Step 12 : Create a Local Gateway (Azure)

A Local Gateway in Azure is an object that represents the remote gateway (GCP VPN gateway).

# create local gateway
$azlocalgw = New-AzLocalNetworkGateway `
  -Name "local-gateway" `
  -ResourceGroupName "azure-to-gcp" `
  -Location "Australia Southeast" `
  -GatewayIpAddress $gcp_ipaddr `
  -AddressPrefix "10.2.0.0/16"

Step 13 : Create a VPN Connection (Azure)

Now we can setup the Azure side of the VPN Connection which is accomplished by associating the Azure Virtual Network Gateway with the Local Network Gateway. A PSK (Pre Shared Key) needs to be supplied which is the same key used for the GCP VPN Tunnel in step 10.

# create connection
$azvpnconn = New-AzVirtualNetworkGatewayConnection `
  -Name "vpn-connection" `
  -ResourceGroupName "azure-to-gcp" `
  -VirtualNetworkGateway1 $vnetgw `
  -LocalNetworkGateway2 $azlocalgw `
  -Location "Australia Southeast" `
  -ConnectionType IPsec `
  -SharedKey  << Pre-Shared Key >>  `
  -ConnectionProtocol "IKEv2"

VPN Tunnel Established!

At this stage we have created an end to end connection between the virtual networks in both clouds. You should see this reflected in the respective consoles in each provider.

GCP VPN Tunnel to a Azure Virtual Network
Azure VPN Connection to a GCP VPC Network

Congratulations! You have just setup a multi cloud environment using private networking. Now let’s setup Google Private Access for Azure hosts and create VMs on each side to test our setup.

Step 14 : Create a Private DNS Zone for googleapis.com (Azure)

We will now need to create a Private DNS zone in Azure for the googleapis.com domain which will host records to redirect Google API requests to the Restricted API range.

# create private DNS zone
New-AzPrivateDnsZone `
  -ResourceGroupName "azure-to-gcp" `
  -Name "googleapis.com"

# Add A Records   
$Records = @()
$Records += New-AzPrivateDnsRecordConfig `
  -IPv4Address 199.36.153.4
$Records += New-AzPrivateDnsRecordConfig `
  -IPv4Address 199.36.153.5
$Records += New-AzPrivateDnsRecordConfig `
  -IPv4Address 199.36.153.6
$Records += New-AzPrivateDnsRecordConfig `
  -IPv4Address 199.36.153.7

New-AzPrivateDnsRecordSet `
  -Name "restricted" `
  -RecordType A `
  -ResourceGroupName "azure-to-gcp" `
  -TTL 300 `
  -ZoneName "googleapis.com" `
  -PrivateDnsRecords $Records

# Add CNAME Records   
$Records = @()
$Records += New-AzPrivateDnsRecordConfig `
  -Cname "restricted.googleapis.com."

New-AzPrivateDnsRecordSet `
  -Name "*" `
  -RecordType CNAME `
  -ResourceGroupName "azure-to-gcp" `
  -TTL 300 `
  -ZoneName "googleapis.com" `
  -PrivateDnsRecords $Records

# Create VNet Link
New-AzPrivateDnsVirtualNetworkLink `
  -ResourceGroupName "azure-to-gcp" `
  -ZoneName "googleapis.com" `
  -Name "dns-zone-link" `
  -VirtualNetworkId $vnet.Id

Step 15 : Create a Virtual Machine (Azure)
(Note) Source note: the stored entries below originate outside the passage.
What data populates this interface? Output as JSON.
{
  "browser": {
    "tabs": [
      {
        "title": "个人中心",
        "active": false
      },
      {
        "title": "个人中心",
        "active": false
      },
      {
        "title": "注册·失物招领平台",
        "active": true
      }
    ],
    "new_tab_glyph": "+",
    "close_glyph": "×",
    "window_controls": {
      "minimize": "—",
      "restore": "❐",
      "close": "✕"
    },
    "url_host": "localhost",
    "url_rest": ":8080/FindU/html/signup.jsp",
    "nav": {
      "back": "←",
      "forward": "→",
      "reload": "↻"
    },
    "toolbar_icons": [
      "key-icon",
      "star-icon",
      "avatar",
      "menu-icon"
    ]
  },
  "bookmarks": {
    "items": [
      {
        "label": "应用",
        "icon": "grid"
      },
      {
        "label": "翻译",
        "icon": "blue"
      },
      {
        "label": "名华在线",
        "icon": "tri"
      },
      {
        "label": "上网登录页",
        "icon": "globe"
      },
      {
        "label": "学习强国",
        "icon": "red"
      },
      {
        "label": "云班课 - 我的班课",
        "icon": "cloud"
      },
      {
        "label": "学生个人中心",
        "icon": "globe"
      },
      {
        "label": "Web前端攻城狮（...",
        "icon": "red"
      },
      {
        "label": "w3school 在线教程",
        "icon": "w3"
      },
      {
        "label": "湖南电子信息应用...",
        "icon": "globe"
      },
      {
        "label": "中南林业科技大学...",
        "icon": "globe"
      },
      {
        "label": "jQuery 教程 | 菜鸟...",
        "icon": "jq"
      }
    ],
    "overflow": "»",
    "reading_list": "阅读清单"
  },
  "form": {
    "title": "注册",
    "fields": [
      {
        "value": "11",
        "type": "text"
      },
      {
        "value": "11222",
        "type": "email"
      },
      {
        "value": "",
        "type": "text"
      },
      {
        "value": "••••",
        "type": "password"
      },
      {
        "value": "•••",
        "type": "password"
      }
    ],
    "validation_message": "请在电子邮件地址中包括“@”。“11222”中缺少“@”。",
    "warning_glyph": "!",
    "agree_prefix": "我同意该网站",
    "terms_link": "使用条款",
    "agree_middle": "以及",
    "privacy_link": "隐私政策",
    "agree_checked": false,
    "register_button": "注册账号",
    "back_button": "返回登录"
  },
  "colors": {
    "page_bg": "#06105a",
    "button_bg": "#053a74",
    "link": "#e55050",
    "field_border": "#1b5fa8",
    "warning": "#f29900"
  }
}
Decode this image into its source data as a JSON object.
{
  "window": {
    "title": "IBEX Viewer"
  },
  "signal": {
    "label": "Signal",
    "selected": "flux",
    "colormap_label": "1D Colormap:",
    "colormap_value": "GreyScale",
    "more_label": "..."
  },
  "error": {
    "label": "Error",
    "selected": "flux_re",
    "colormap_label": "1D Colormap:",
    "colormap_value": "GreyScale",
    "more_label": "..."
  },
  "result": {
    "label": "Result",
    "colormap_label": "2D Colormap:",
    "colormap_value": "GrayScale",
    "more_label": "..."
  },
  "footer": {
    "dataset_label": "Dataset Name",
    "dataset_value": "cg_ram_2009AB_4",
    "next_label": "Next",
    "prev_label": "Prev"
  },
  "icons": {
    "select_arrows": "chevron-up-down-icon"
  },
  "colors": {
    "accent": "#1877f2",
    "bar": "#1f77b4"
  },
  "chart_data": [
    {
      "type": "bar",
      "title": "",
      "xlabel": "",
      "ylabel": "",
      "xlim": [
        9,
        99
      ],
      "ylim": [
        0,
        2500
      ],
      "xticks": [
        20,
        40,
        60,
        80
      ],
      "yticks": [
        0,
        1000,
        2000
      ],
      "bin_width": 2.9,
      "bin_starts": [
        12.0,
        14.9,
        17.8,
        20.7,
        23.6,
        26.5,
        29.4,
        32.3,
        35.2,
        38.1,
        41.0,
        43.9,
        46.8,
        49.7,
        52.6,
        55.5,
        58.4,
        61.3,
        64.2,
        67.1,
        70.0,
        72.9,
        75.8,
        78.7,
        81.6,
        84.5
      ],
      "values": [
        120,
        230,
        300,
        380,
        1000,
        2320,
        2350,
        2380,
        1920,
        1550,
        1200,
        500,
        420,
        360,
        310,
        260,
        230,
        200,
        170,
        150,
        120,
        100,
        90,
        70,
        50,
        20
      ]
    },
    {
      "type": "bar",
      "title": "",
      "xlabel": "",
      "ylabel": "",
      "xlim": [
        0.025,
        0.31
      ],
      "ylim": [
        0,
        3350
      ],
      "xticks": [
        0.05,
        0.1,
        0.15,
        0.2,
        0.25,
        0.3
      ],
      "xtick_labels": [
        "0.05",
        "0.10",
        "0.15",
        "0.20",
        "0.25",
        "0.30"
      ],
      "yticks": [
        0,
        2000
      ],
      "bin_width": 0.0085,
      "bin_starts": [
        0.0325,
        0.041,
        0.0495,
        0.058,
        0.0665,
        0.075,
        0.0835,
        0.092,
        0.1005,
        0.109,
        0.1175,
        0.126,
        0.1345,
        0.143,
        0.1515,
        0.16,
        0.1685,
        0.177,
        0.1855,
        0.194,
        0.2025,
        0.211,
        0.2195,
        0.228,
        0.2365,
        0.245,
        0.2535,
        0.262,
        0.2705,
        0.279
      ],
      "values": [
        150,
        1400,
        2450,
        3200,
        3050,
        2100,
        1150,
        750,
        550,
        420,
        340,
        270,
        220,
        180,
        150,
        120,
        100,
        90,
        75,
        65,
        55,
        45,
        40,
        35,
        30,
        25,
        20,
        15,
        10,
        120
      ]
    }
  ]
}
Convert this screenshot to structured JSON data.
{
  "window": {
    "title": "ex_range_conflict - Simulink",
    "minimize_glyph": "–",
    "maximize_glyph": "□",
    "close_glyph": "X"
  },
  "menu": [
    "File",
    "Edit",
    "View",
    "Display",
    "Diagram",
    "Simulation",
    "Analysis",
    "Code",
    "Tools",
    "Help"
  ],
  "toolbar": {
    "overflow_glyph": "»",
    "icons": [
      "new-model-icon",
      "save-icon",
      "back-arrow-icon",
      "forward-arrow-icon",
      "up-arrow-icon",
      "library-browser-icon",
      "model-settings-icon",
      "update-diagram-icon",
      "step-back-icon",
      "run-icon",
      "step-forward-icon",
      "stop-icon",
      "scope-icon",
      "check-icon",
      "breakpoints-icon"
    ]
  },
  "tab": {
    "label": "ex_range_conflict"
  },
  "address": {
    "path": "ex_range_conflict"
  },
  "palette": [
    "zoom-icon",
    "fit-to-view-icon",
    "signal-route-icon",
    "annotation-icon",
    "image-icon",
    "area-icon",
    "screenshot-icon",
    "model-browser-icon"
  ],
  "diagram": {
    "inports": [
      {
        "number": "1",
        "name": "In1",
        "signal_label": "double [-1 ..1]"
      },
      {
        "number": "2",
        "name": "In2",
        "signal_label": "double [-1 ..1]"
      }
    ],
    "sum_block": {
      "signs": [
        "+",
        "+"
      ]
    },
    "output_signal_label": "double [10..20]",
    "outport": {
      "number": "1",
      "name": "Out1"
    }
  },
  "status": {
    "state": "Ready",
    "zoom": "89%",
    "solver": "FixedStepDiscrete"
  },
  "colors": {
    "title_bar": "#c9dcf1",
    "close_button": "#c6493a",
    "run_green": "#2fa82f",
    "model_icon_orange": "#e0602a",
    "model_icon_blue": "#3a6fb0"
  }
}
We will create a VM in Azure which we can use to test the VPN tunnel as well as to test Private Google Access over our VPN tunnel.

# create VM
$az_vmlocaladminpwd = ConvertTo-SecureString << Password Param >> `
  -AsPlainText -Force
$Credential = New-Object System.Management.Automation.PSCredential  ("LocalAdminUser", $az_vmlocaladminpwd);

$nic = New-AzNetworkInterface `
  -Name "vm-nic" `
  -ResourceGroupName "azure-to-gcp" `
  -Location "Australia Southeast" `
  -SubnetId $defaultSubnet.Id `
  -NetworkSecurityGroupId $nsg.Id `
  -PublicIpAddressId $vmpip.Id `
  -EnableAcceleratedNetworking `
  -Force

$VirtualMachine = New-AzVMConfig `
  -VMName "windows-desktop" `
  -VMSize "Standard_D4_v3"

$VirtualMachine = Set-AzVMOperatingSystem `
  -VM $VirtualMachine `
  -Windows `
  -ComputerName  "windows-desktop" `
  -Credential $Credential `
  -ProvisionVMAgent `
  -EnableAutoUpdate

$VirtualMachine = Add-AzVMNetworkInterface `
  -VM $VirtualMachine `
  -Id $nic.Id

$VirtualMachine = Set-AzVMSourceImage `
  -VM $VirtualMachine `
  -PublisherName 'MicrosoftWindowsDesktop' `
  -Offer 'Windows-10' `
  -Skus 'rs5-pro' `
  -Version latest

New-AzVM `-ResourceGroupName "azure-to-gcp"
  -Location "Australia Southeast" `
  -VM $VirtualMachine `
  -Verbose

Step 16 : Create a VM Instance (GCP)

We will create a Linux VM in GCP to test connectivity to hosts in Azure using the VPN tunnel we have established.

# create VM instance
gcloud compute instances create "gcp-instance" `
  --zone "australia-southeast1-b" `
  --machine-type "f1-micro" `
  --subnet "aus-subnet" `
  --network-tier PREMIUM `
  --maintenance-policy MIGRATE `
  --image=debian-9-stretch-v20200309 `
  --image-project=debian-cloud `
  --boot-disk-size 10GB `
  --boot-disk-type pd-standard `
  --boot-disk-device-name instance-1 `
  --reservation-affinity any

Test Connectivity

Now we are ready to test connectivity from both sides of the tunnel.

Azure to GCP

Establish a remote desktop (RDP) connection to the Azure VM created in Step 15. Ping the GCP VM instance using its private IP address.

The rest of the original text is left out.